Friday, February 20, 2009

cowards and fools - student politics in Bengal and Bangladesh (1908 - 2008)

Student politics is when the cowardly hide behind the ignorant.

"Mr. Sarkozy is even more worried about high school unions. They are more unpredictable, and more easily influenced by hard-left or anarchist groups, or by teachers, who lose pay for days on strike and so prefer the students to come out instead." (The Economist, January 24th 2009, p 46).

In Bangladesh, we have seen how teachers urge students on to violence, instead of getting out and getting their hands dirty and bloody.

In Bengal, this is a time-honoured institution.

When the Japanese defeated Russia in 1905, the Bengali intellectual was wild with joy. Fair enough – unlike what proceeded. The Muslims of Bengal were poor and backward, and they refused to quit British goods – which were expensive. This turned the Muslims into enemies of the Brahmins – and Muslims were quick to emphasize their allegiance to the British.

The mistake the British made was in pouring resources into tertiary, instead of primary, education: such education inevitably produced the educated and unemployed Babu. We see the same thing going on in Bangladesh today: resources are devoted to the public universities, while primary education is starved.
The partition of Bengal was a sincere desire by the British to improve the lot of the Muslims – but the Hindus would have none of it. The terrorist acts that students unleashed forced the government to backtrack. Some of these anti-Muslim elements are today heroes in Bangladesh.

Here are a few contemporary observations from a book on India published in 1908 (The Project Gutenberg EBook of India, Its Life and Thought, by John P. Jones):


"This spirit found its incarnation and warmest expression in the opposition to the government scheme, two years ago, under Lord Curzon, for the partition of Bengal. The Bengalees keenly resented the division of their Province; for it robbed the clever Babu of many of the plums of office. He petitioned, and fomented agitation and opposition to the scheme. Then, in his spite against the government, he organized a boycott against all forms of foreign industry and commerce. This has been conducted with mad disregard to the people's own economic interest, and has, moreover, developed into bitter racial animosity. The Bengalee has striven hard to carry into other Provinces also his spirit of antagonism to the State. Though he has not succeeded in convincing many others of the wisdom of his method, he has spread the spirit of discontent and of dissatisfaction far beyond his own boundary.

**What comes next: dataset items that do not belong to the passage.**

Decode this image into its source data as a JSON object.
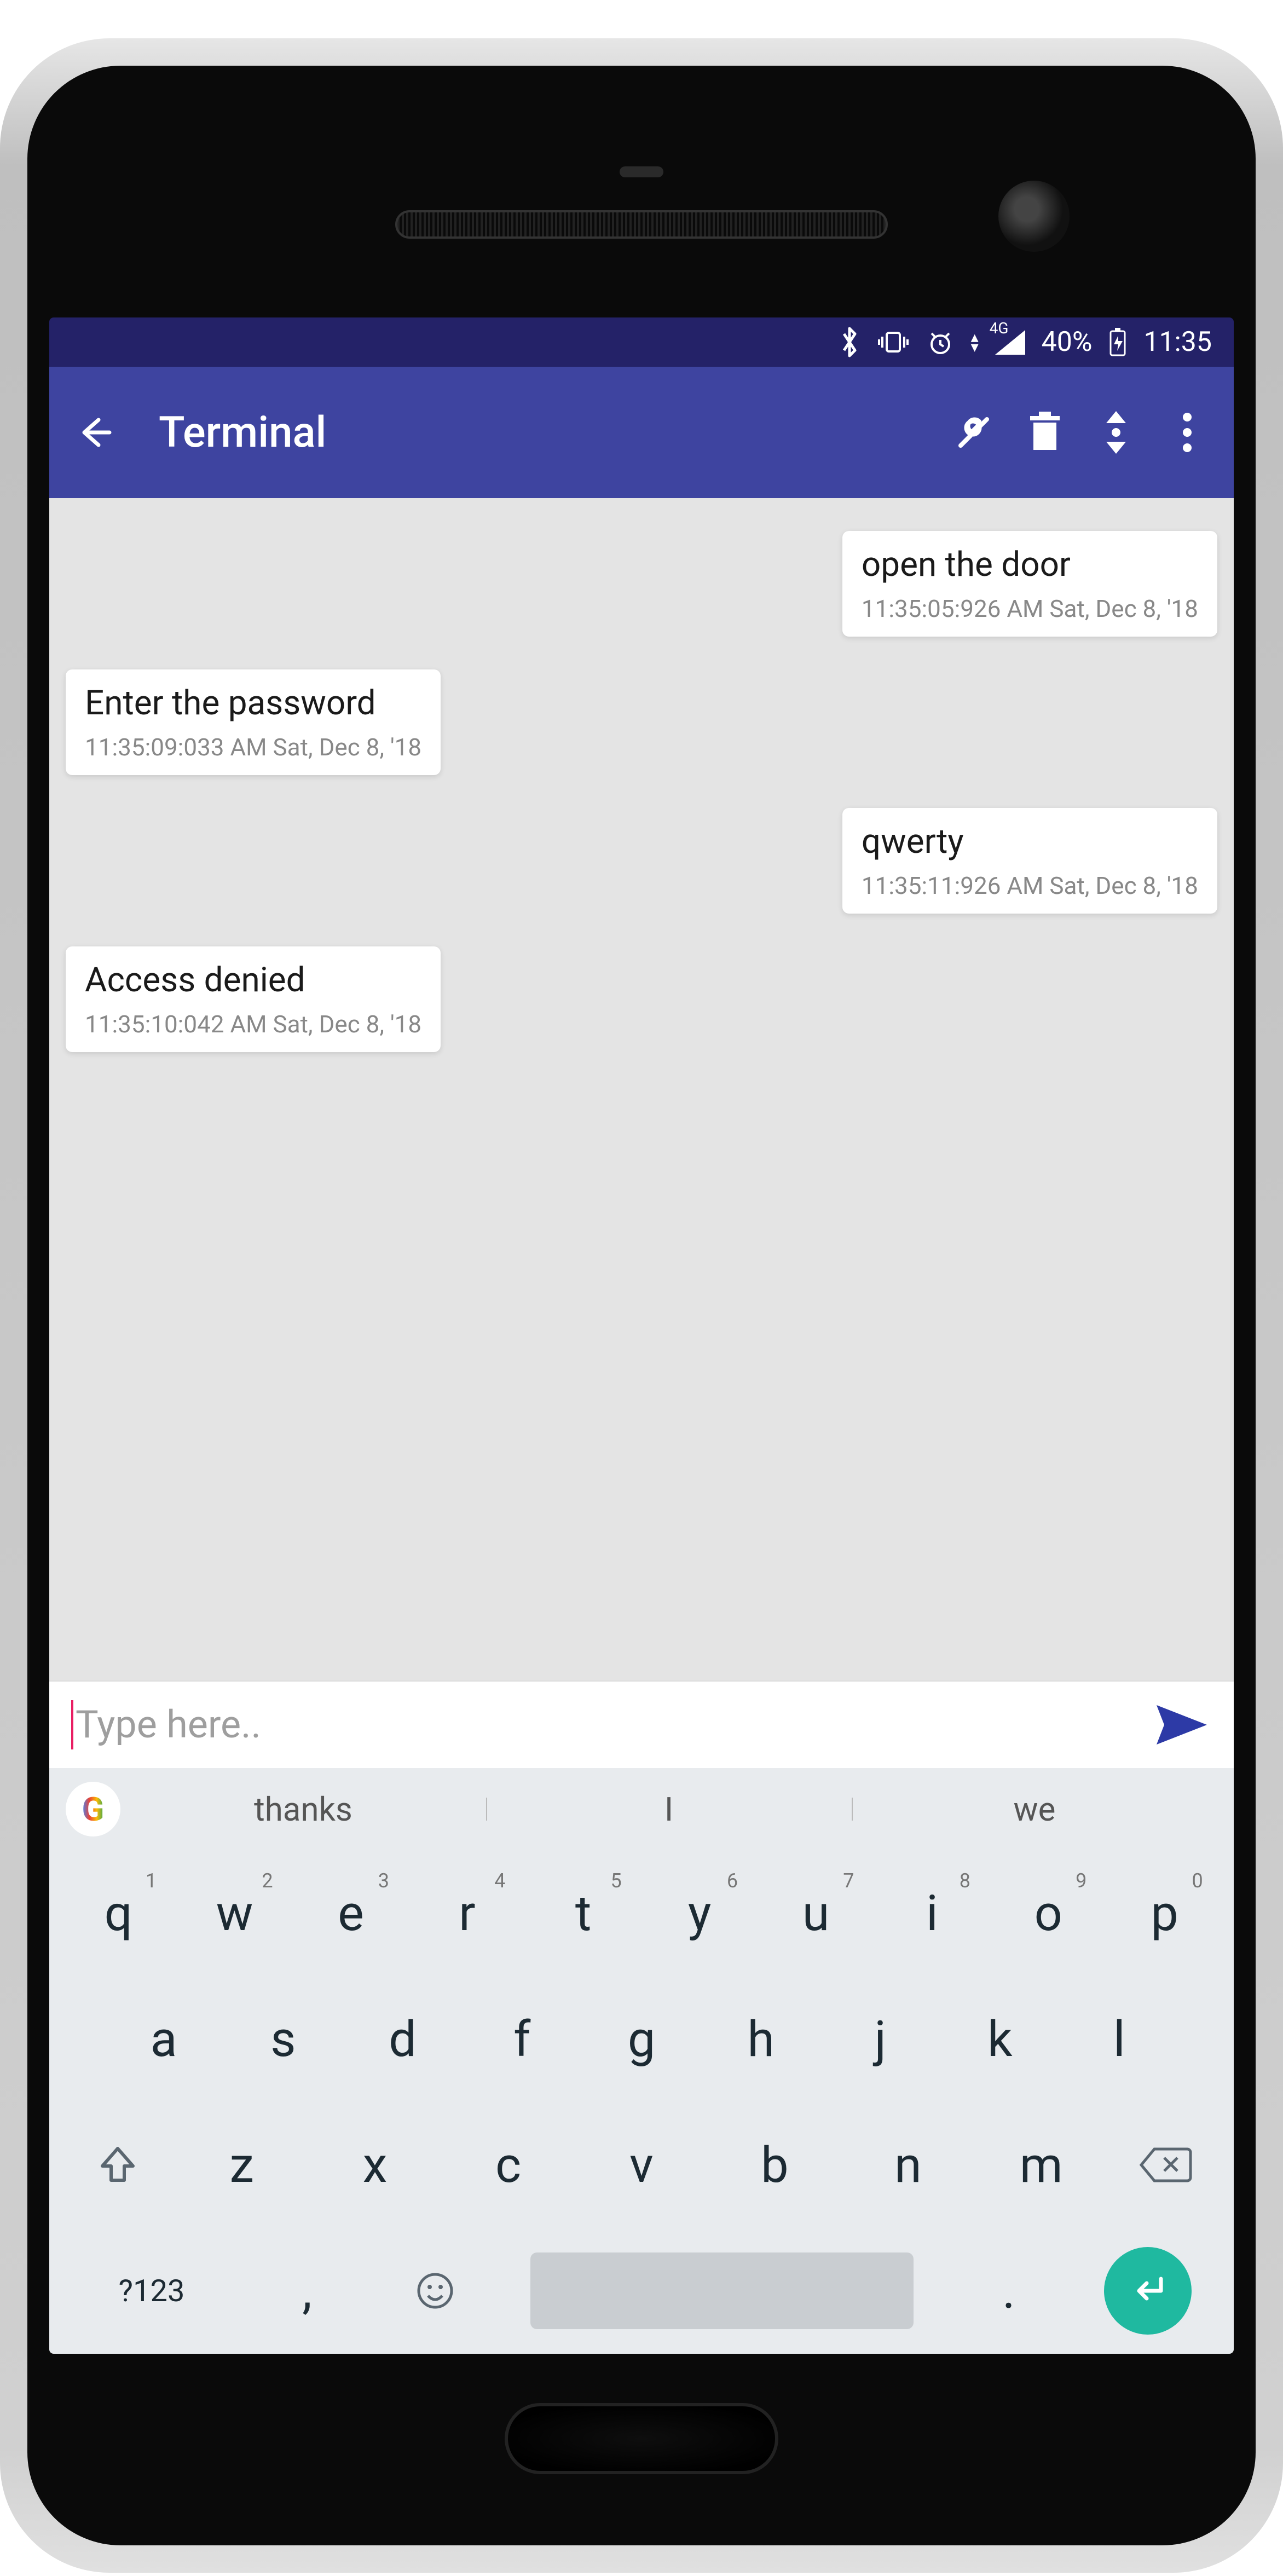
{
  "status": {
    "battery": "40%",
    "time": "11:35",
    "network_badge": "4G"
  },
  "appbar": {
    "title": "Terminal"
  },
  "messages": [
    {
      "side": "right",
      "text": "open the door",
      "timestamp": "11:35:05:926 AM Sat, Dec 8, '18"
    },
    {
      "side": "left",
      "text": "Enter the password",
      "timestamp": "11:35:09:033 AM Sat, Dec 8, '18"
    },
    {
      "side": "right",
      "text": "qwerty",
      "timestamp": "11:35:11:926 AM Sat, Dec 8, '18"
    },
    {
      "side": "left",
      "text": "Access denied",
      "timestamp": "11:35:10:042 AM Sat, Dec 8, '18"
    }
  ],
  "input": {
    "placeholder": "Type here.."
  },
  "suggestions": [
    "thanks",
    "I",
    "we"
  ],
  "keyboard": {
    "r1": [
      "q",
      "w",
      "e",
      "r",
      "t",
      "y",
      "u",
      "i",
      "o",
      "p"
    ],
    "r1sup": [
      "1",
      "2",
      "3",
      "4",
      "5",
      "6",
      "7",
      "8",
      "9",
      "0"
    ],
    "r2": [
      "a",
      "s",
      "d",
      "f",
      "g",
      "h",
      "j",
      "k",
      "l"
    ],
    "r3": [
      "z",
      "x",
      "c",
      "v",
      "b",
      "n",
      "m"
    ],
    "sym": "?123",
    "comma": ",",
    "dot": "."
  }
}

Even sections of the land which denounce the boycott as folly, if not suicide, have taken up the political slogan of the Babu (_Bande Mataram_--Hail, Mother!) and are demanding, mostly in inarticulate speech, such rights and privileges as they imagine themselves to be deprived of.


"The movement is, in some respects, a reactionary one; and race hatred is one of its most manifest results. It is not merely a rising of the East against the West; it is also a conflict between Mohammedans and Hindus. In Eastern Bengal, where the Mussulmans are in a large majority, and where the Hindus have become the most embittered, the former have stood aloof from the latter and have opposed the boycott. This has led to increasing hatred between the members of these two faiths,--a feeling which has spread all over the country, and which has carried them into opposing camps. This is, in one way, fortunate for the government, since it has given rise to definite and warm expressions of loyalty by the whole Mohammedan community.


"Disgruntled graduates of the University and school-boys take the most prominent place in this movement. The Universities annually send forth an army of men supplied with degrees--last year it was 1570 B.A.'s; and it is the conviction of nine-tenths of them that it is the duty of the government to give them employment as soon as they graduate. As this is impossible, many of them nurse their disappointment into discontent and opposition to the powers that be. Many of them become dangerous demagogues and fomenters of sedition. Not a few such are found in every Province of the country. And they find in the High School and College students the best material to work upon. These boys have been the most numerous and excited advocates of this movement."